The Washington Trust Company Building is a Beaux Arts-style commercial building that is located in the central downtown area of Washington, Pennsylvania.

==History and architectural features==
The original 1903 section of the building is six stories tall; the 1927 addition is ten stories. At the start of 2015, this historic structure was the largest commercial building in Washington.

The original portion of the building was completed in 1903 as the headquarters of the Washington Trust Company, formed by acquisitions and mergers of other financial institutions in 1901. The trust company needed grow from its original rented space in the Swan Building as the banking sector in the area was expanding due to the increase in coal and oil extraction activities. The first floor of the new building housed the bank; professionals including doctors, engineers, insurance and real estate agents occupying the upper floors. Its proximity to the county Courthouse on the opposite side of Main Street made the building a popular address for legal professionals as well.

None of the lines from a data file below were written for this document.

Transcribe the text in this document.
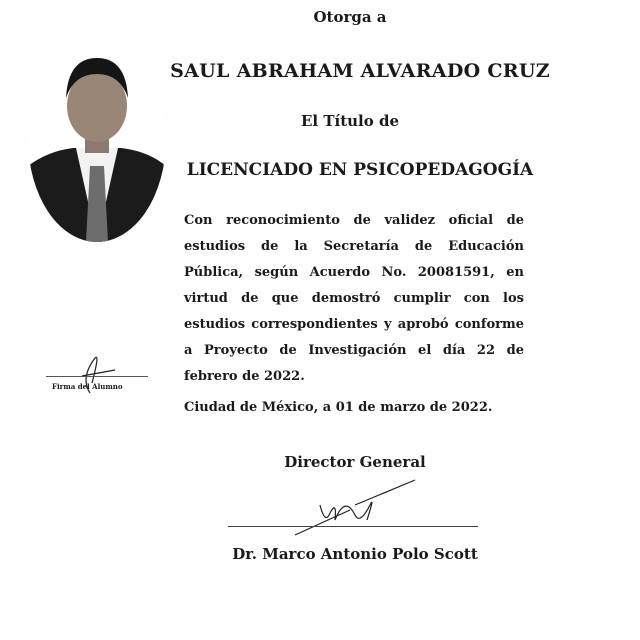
Otorga a
SAUL ABRAHAM ALVARADO CRUZ
El Título de
LICENCIADO EN PSICOPEDAGOGÍA
Con reconocimiento de validez oficial de estudios de la Secretaría de Educación Pública, según Acuerdo No. 20081591, en virtud de que demostró cumplir con los estudios correspondientes y aprobó conforme a Proyecto de Investigación el día 22 de febrero de 2022.
Ciudad de México, a 01 de marzo de 2022.
Firma del Alumno
Director General
Dr. Marco Antonio Polo Scott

The trust company closed in 1931 when it failed to survive the Great Depression. The building was owned by a succession of banks and was sold to a development group in 2013. Even though, as with many smaller cities, the downtown area of Washington suffers from low occupancy, the Washington Trust Company is still home to many of the town's professional offices, as well as a bank on the first floor.

In 2012, the Washington County Redevelopment Authority announced Trek Development's development plans for the building, including commercial space, retail, and up to 44 apartments.